Arınç, İstanbul Küresel Forumu'nda, ''İslamofobi'' konulu oturumdan sonra ''Türkiye'de veya başka
bir devlette azınlıkların devlet tarafından kabul görmesi için yeter şart nedir?'' şeklindeki soru
üzerine, ''Biz Türkiye olarak farklılıklarla birlikte yaşamayı, bir arada yaşamayı en güzel şekilde
özümsemiş bir ülkeyiz. Osmanlı dönemi de Cumhuriyet dönemi de bunun örnekleriyle doludur. Arada
birtakım kötü örnekler gösterilebilir. Onlar konjonktürel olarak birilerinin tahrikleriyle meydana
gelmiş olaylardır'' diye konuştu.
İslam'a karşı düşmanlığın, İslam'a karşı nefretin tarihsel arka planı da olduğunu vurgulayan Arınç,
şöyle devam etti:
''Haçlı düşüncesinin geçmişte Müslümanlara karşı yaptıkları; ama belki farklı sebeplerden neşet
eden olaylar vardı. Bugün de Müslümanlar, bir korku verici unsur olarak gösteriliyor. 11 Eylül'ün bir
travma olduğunu söylediler, ben de katılıyorum. 11 Eylül, Amerika için de dünya için de bir
travmadır. El Kaide kaynaklı örgütleri, sadece New York'taki ikiz kule saldırısında veya Madrit'teki
metroda veya tren istasyonunda meydana gelen olayda ya da Londra'daki başka bir eylemden
bahsederek gösteriyorlar. Halbuki çelişki şurada; bu olaylardan daha sonra İslam ülkelerinde de,
halkının Müslüman olduğu ülkelerde de El Kaide'nin eylemleri oldu. İstanbul'daki, Mısır'daki eylemleri
hepimiz biliyoruz.''
Halkının Müslüman olduğu ülkelere göre bazı yerlerdeki gelişmelerin de maalesef İslamofobiyi
desteklediğini kaydeden Arınç, ''Mesela sadece El Kaide'den bahsediyoruz. Taliban da böyle bir
kuruluştur. Bunlar sadece Hristiyanlara karşı değil, kendi halkına karşı da, kendi başındaki yönetime
karşı da silah kullanıyorlar. Nijerya'ya gitmiştim, dediler ki, burada 'Boko-Haram' diye bir örgüt var,
yine kendi halkını şeriat adına öldürüyor. Somali'ye gitti arkadaşlarımız. Açlıktan kıvranan bir ülke
Somali, ama Somali'de de 'Şebab' diye bir örgüt, o da kendi halkını öldürüyor. Şimdi bunlar
siyasetlerine, söylemlerine baktığınız zaman Müslüman olarak görülüyorlar.

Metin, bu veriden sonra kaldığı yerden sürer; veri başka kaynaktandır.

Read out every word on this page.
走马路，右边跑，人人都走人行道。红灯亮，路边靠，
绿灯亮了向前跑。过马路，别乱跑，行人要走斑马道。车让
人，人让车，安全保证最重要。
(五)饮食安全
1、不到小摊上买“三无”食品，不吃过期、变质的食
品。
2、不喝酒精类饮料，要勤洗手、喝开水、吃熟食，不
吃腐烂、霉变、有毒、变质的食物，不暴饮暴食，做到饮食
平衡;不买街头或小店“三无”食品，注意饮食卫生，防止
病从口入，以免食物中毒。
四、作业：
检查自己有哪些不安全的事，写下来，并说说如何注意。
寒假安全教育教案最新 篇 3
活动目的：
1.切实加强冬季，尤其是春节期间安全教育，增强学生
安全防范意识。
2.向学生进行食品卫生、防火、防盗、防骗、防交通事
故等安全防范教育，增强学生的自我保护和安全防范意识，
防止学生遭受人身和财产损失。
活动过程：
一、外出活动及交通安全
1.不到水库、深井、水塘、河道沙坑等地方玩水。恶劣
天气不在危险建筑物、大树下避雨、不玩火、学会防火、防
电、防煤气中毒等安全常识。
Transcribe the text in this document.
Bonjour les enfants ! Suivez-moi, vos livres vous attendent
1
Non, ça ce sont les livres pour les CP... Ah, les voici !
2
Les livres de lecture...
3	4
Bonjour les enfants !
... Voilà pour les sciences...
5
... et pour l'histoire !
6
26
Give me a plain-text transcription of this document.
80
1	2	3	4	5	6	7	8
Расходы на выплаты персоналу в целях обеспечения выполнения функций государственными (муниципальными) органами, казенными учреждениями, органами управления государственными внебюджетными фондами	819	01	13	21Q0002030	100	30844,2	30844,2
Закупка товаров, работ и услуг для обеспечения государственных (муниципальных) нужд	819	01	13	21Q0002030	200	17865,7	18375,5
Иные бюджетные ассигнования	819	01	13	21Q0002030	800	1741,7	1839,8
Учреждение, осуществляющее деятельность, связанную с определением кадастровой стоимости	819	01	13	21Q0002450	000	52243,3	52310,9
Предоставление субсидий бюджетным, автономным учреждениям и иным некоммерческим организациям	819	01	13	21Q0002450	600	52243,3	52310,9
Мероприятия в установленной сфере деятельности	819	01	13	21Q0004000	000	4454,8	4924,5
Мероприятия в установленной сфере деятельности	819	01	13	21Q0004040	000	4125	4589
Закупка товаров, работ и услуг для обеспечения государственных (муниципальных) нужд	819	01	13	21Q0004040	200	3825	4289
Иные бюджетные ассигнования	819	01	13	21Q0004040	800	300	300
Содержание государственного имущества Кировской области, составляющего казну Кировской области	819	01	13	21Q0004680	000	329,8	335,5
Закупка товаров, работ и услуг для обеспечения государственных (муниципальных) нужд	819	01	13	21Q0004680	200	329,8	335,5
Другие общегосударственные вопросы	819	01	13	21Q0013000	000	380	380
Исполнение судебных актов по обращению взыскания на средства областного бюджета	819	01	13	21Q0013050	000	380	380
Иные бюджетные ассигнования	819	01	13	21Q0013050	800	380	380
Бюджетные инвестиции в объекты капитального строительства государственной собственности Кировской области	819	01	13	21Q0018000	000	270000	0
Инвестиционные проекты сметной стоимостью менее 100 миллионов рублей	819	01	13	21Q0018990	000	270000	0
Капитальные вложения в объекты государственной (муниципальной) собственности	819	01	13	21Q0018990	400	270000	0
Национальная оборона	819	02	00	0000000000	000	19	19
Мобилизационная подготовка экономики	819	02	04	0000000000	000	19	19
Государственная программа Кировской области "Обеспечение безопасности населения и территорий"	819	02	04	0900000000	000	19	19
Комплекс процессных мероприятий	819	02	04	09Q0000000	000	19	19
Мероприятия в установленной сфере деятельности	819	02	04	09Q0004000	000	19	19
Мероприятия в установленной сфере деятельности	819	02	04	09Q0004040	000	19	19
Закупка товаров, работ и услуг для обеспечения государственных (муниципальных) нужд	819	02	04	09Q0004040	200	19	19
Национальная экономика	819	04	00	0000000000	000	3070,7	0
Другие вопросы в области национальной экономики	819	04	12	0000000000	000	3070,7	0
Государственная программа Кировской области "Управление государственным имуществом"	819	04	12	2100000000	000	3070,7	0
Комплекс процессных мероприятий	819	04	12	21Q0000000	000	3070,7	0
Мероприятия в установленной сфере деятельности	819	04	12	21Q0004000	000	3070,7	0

Ama bunların varlığı da
bütün dünyada fotoğraflarıyla, eylemleriyle gösterildiğinde sanki sizler değil, akıllara o insanlar
geliyor'' diye konuştu.
Konuşmacılardan bir tanesinin laiklik konusunu doğru ifade ettiğini kaydeden Arınç, sözlerini şöyle
sürdürdü:
''Batı literatüründe laikliğin benim bildiğim 4 tane olmazsa olmaz unsuru var. Biri herkes inanabilir, o
inancının amelini yani ibadetlerini yerine getirebilir. O inancıyla ilgili örgüt kurabilir, o inancıyla ilgili
propaganda yapabilir. Türkiye böyle bir laiklik uygulamasını görmedi. Bundan sonra görecek ümit
ediyoruz, gittikçe buna doğru bir gidiş var. Ama devletin kontrolündeki ve hükmü altındaki laiklik
anlayışı yıllardır bizde de başka ülkelerde de geçerli oldu.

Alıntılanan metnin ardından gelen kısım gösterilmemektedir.